What if You've Written Yourself into a Rut?


Unfortunately, I'm not giving advice today; I'm asking for it. Well. For your methods, I suppose. In pulling yourself out of a writing rut. This past June, as you all know, one of my favorite authors spoke at our local summer writing workshop. I served as her chauffeur to and from the airport, dinner, etc. On one particular occasion, she laughed and said she was on a deadline and hadn't written in an entire month.

I was shocked. I mean... all the published writers out there show up at the keyboard every single day of their lives, right? Right?

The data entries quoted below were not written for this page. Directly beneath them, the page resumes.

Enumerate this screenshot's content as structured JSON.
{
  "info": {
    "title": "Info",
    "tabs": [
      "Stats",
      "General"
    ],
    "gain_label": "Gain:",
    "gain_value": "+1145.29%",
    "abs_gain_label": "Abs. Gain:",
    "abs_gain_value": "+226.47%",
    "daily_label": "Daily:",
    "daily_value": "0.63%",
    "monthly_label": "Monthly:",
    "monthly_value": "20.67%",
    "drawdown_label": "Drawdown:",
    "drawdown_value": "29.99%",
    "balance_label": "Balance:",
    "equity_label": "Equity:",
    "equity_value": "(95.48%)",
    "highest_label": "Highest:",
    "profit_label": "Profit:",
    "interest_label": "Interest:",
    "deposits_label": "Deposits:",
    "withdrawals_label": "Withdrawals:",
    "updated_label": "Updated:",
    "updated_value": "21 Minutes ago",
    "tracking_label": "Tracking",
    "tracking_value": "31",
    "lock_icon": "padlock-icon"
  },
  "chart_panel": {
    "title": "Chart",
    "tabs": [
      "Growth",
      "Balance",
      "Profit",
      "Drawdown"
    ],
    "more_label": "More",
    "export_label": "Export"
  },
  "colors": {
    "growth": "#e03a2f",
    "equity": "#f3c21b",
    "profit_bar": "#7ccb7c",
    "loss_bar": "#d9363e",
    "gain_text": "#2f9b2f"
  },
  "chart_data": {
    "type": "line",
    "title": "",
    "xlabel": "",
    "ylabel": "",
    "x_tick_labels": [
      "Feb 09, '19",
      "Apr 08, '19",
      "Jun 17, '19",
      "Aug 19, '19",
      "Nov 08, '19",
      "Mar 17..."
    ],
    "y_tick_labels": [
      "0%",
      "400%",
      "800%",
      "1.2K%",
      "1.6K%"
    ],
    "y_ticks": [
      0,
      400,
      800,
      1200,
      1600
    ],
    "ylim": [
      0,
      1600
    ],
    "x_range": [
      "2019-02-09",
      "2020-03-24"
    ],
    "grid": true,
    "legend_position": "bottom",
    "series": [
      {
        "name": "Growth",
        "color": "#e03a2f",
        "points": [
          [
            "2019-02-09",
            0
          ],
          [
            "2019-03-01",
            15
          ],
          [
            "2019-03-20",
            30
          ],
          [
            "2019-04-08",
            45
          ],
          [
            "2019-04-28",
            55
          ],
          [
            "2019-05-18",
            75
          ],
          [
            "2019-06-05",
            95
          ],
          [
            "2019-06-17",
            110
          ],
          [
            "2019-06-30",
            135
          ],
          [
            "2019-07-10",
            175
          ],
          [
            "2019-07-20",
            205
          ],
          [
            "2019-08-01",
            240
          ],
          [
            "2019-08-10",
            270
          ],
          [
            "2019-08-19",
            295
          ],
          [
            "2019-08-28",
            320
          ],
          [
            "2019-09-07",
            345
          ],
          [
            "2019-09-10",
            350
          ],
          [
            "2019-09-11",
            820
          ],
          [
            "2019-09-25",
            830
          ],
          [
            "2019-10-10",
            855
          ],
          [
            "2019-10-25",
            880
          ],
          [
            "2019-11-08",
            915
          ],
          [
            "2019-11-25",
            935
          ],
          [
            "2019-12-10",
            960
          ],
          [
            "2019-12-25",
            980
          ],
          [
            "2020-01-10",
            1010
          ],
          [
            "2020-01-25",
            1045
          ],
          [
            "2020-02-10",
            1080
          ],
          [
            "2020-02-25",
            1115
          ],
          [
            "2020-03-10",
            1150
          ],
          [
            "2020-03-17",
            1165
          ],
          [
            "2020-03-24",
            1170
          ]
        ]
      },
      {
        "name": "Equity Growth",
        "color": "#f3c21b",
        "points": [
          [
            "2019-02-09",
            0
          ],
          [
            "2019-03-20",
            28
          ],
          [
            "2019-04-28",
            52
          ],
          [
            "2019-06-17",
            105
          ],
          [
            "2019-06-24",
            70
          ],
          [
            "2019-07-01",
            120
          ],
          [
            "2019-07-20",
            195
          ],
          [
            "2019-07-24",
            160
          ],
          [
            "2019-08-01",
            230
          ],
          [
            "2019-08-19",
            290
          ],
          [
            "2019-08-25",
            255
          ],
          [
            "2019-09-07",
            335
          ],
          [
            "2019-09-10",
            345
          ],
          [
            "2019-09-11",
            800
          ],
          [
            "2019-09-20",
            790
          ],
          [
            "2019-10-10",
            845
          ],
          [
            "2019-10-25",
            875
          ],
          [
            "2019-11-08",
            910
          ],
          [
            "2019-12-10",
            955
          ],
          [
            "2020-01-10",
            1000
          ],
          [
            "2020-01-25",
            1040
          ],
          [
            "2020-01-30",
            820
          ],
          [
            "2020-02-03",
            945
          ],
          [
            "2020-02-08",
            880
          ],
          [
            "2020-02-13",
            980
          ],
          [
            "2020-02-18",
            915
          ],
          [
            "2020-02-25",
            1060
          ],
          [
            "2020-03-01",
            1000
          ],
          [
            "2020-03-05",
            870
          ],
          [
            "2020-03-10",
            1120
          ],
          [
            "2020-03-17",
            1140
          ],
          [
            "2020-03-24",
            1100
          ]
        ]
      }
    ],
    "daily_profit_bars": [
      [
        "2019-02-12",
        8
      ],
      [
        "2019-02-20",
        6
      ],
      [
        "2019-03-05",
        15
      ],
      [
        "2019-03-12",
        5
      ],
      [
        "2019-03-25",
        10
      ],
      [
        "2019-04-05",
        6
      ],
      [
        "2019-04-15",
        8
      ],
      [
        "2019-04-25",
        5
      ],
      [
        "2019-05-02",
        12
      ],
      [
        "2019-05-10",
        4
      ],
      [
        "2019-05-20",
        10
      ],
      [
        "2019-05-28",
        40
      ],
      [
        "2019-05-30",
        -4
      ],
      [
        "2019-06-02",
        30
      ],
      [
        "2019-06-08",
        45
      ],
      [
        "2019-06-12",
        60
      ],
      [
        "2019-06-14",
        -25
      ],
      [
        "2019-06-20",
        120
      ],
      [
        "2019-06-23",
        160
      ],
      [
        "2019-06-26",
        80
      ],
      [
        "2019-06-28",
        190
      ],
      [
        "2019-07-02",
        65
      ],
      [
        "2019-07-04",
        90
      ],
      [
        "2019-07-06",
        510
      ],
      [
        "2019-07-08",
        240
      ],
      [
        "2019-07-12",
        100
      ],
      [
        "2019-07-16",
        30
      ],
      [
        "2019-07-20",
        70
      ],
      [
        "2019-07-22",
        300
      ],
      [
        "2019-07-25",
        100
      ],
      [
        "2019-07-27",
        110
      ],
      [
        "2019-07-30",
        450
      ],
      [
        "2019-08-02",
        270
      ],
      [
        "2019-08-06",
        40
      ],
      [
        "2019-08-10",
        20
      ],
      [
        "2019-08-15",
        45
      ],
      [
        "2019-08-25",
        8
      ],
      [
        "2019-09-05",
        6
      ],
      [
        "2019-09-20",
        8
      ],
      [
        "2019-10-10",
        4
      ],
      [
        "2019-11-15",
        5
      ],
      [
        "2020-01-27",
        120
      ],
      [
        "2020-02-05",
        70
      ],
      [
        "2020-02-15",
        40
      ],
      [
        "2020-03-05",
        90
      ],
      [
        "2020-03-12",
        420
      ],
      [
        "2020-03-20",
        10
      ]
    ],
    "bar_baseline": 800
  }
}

But later on, I came to find out that my CP, who was riding in the backseat at the time, thought to herself, "Wow. Maybe I really am a writer!"

Totally different reactions, though, admittedly, I like hers better. Here's why: This happens to me around mid-point in each novel. I get bored. Tired. Uninterested. Take your pick. I don't know why this occurs, but it does, and I find myself having to figure out how to get myself out of it--ie. The Rut. Last time, I picked old faithfuls to read. Books off my keeper shelf. It worked and, soon, I was on my way.

I'm going on two weeks now, and when I do show up at the keyboard, in my current story, I draw a complete blank. The CP suggests I plotted too hard, which is completely viable, I think, because I'm definitely a born-and-bred Pantser. But she's staying on me constantly, bless her, and she is nothing if not persistent. I'll spit this book out one way or another, even if she has to hog-tie me to the chair and refuse me Junior Mints until I type "The End."

I'd really like to know what you do when this happens--IF this happens. Or if it doesn't, you lucky writer, what would you suggest as a remedy?